Parenthood is a tough gig. We have been blessed with three wonderful sons who are, thank God, grownups. My gratefulness that they are grown relates to the current hyper-competitive race to give babies an edge. Today I read a story that may bring a little sanity to infant competition.
Parents hoping to raise baby Einsteins by using infant educational videos are actually creating baby Homer Simpsons, according to a new study reported by The Los Angeles Times.
That made me chuckle. Can you imagine spending a couple of hundred bucks on baby DVD’s and junior becomes Homer Simpson.
Mommy: What do you say when you drop your bottle?
Mommy: Are you hungry?
Perhaps the babies don’t literally become Homer but the study did find that for every hour a day that babies 8 to 16 months old were shown such popular series as “Brainy Baby” or “Baby Einstein,” they knew six to eight fewer words than other children. Parents aiming to put their babies on the fast track, even if they are still working on walking, each year buy hundreds of millions of dollars’ worth of the videos.
Unfortunately it’s all money down the tubes, according to Dr. Dimitri Christakis, a professor of pediatrics at the University of Washington in Seattle. Christakis and his colleagues surveyed 1,000 parents in Washington and Minnesota and determined their babies’ vocabularies using a set of 90 common baby words, including mommy, nose and choo-choo.
Are you ready for the amazing discovery?
Christakis said children whose parents read to them or told them stories had larger vocabularies.
Amazing. Who knew? Reading and interacting with your baby is better than watching a video? The whole trend to fast track toddlers is disturbing. I suppose every parent dreams of having a child that is really special. We need to start believing they are special the way they are designed and not by how we can “improve” them.
Gary Smalley wrote a book some time ago called “The Blessing” in which he encouraged modern fathers to pass spiritual blessings on to their children. He said that it’s more than taking them to church or praying with them or setting a good example. He talks about five practical ways to pass on a blessing.
- A meaningful touch. Jacob embraced and kissed and laid his hands on his sons and grandchildren.

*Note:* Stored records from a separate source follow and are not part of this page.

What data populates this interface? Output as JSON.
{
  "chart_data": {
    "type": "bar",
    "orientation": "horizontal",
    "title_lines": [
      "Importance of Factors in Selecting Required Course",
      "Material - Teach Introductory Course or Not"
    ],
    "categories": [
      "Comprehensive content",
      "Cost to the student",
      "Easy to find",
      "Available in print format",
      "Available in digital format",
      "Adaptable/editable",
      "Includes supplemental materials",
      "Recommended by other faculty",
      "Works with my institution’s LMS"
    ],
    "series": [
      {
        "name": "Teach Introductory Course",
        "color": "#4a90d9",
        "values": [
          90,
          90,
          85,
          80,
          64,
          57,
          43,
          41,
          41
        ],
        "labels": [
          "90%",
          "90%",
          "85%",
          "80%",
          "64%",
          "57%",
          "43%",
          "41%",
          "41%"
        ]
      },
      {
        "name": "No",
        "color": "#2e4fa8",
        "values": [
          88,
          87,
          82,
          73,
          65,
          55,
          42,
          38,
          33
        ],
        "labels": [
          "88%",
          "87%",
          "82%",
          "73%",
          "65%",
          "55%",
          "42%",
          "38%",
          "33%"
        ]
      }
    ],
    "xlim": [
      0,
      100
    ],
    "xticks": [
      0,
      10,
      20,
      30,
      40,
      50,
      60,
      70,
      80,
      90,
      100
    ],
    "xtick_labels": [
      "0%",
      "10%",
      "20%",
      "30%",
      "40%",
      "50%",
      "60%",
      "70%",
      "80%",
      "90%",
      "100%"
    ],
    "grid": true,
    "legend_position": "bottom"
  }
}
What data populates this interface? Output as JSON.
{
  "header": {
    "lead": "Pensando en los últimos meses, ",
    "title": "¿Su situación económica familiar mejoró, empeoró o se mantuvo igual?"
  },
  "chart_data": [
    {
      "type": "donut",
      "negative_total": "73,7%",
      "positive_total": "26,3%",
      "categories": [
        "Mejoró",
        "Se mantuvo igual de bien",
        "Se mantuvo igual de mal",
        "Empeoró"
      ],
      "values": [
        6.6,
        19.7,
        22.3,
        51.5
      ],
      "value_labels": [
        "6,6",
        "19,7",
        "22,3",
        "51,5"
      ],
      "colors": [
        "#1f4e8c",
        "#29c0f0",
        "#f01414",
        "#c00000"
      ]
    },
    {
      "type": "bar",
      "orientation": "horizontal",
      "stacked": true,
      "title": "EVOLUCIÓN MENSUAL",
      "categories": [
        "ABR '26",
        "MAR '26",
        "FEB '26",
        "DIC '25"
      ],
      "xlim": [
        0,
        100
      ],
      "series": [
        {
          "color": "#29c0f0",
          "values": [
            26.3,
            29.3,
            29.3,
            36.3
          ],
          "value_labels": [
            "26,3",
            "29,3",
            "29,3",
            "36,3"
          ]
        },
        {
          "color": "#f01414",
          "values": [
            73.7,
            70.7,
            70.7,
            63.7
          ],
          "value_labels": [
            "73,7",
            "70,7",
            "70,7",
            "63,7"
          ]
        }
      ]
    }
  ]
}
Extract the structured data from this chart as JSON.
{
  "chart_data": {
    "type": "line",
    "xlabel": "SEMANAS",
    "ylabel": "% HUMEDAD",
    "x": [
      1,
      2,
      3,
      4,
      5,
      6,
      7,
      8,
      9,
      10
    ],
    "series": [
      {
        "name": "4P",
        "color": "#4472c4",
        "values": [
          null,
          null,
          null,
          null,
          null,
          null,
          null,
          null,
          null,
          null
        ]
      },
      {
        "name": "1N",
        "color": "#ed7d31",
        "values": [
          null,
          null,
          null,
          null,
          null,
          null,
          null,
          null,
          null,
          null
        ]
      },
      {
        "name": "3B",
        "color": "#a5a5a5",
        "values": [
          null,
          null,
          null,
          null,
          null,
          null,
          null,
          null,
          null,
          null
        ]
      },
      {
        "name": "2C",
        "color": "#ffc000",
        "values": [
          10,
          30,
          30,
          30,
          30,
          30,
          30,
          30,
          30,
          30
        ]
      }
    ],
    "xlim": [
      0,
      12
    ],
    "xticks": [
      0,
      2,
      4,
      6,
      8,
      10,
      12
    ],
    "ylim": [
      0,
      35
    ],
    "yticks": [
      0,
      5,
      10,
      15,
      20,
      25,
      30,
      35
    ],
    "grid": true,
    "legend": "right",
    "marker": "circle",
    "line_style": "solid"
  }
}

By giving a hug or a touch or an arm about the shoulder, we communicate love and a blessing. When children get loving touches from their parents, they are less likely to seek touch from harmful sources later in life. The Bible affirms this concept too. It relates this incident about Jesus:
People were bringing little children to Jesus to have him touch them, but the disciples rebuked them. When Jesus saw this, he was indignant. He said to them, “Let the little children come to me, and do not hinder them, for the kingdom of God belongs to such as these. I tell you the truth, anyone who will not receive the kingdom of God like a little child will never enter it.” And he took the children in his arms, put his hands on them and blessed them. (Mark 10:13-16)
One study has shown that it takes eight to ten meaningful touches each day to maintain emotional and physical health. If you can find ways to do that, your own children will be blessed.
- Verbal affirmation. Children long to hear their dads say, “I’m proud of you.” “You’ve done that well.” “I love you.” That is hard for many men. Get outside your comfort zone and learn to say those things but be sure you mean it. Kids have finely tuned sincerity (bovine excrement) meters. Don’t be phony.
- Pass along a blessing by attaching value. To bless means to honor. We honor our children by letting them know that they are valuable to us-they’re the most important people in the world to us. That means we sacrifice time for them. That means we look them in the eye when we talk to them, and we stop and we listen to them. When I surveyed my sons about their favorite memories all three related simple things like playing catch or coaching their teams. Those things mattered because they felt valued by the time spent with them.
- Picture a positive future for them. Jacob pronounced a positive future on Reuben and Judah and Dan and Asher and the others. We can bless our children by attaching high value to their gifts and then picturing for them a positive future.
“You really love people. You’d make a great salesman some day.”
“The way you love animals, you’d be a good veterinarian.”
“You want to be a policeman. That means you’re courageous.”
“The way you love church, you may be a great church leader some day.”
We have always tried to celebrate the uniqueness of our children.
- Bless your children is by an active commitment. It’s not enough to speak the words. There has to be a willingness in the parent to sacrifice for the child, to pray, to spend time in helping develop their gifts, to spend money for lessons and for higher education.
I came into this dad thing wanting a star athlete, a brilliant scholar or an amazing musician. I never stopped to consider how they were supposed to acquire those genes. I deepened my gene pool considerably when I married Joni but she could only contribute so much. They still have my genetic strand gumming up the mix. What I got were three guys ranging from average to good athletic ability. Intelligent but not Einsteins. What God gave me was three godly men of integrity. I have been blessed beyond my grandest dreams.
Allow your children to be who God designed them to be. In Deuteronomy we read these instructions.
Make sure you stay alert. Keep close watch over yourselves. Don’t forget anything of what you’ve seen. Don’t let your heart wander off. Stay vigilant as long as you live. Teach what you’ve seen and heard to your children and grandchildren.
Follow that simple advice and you will give them a blessing and receive many in return.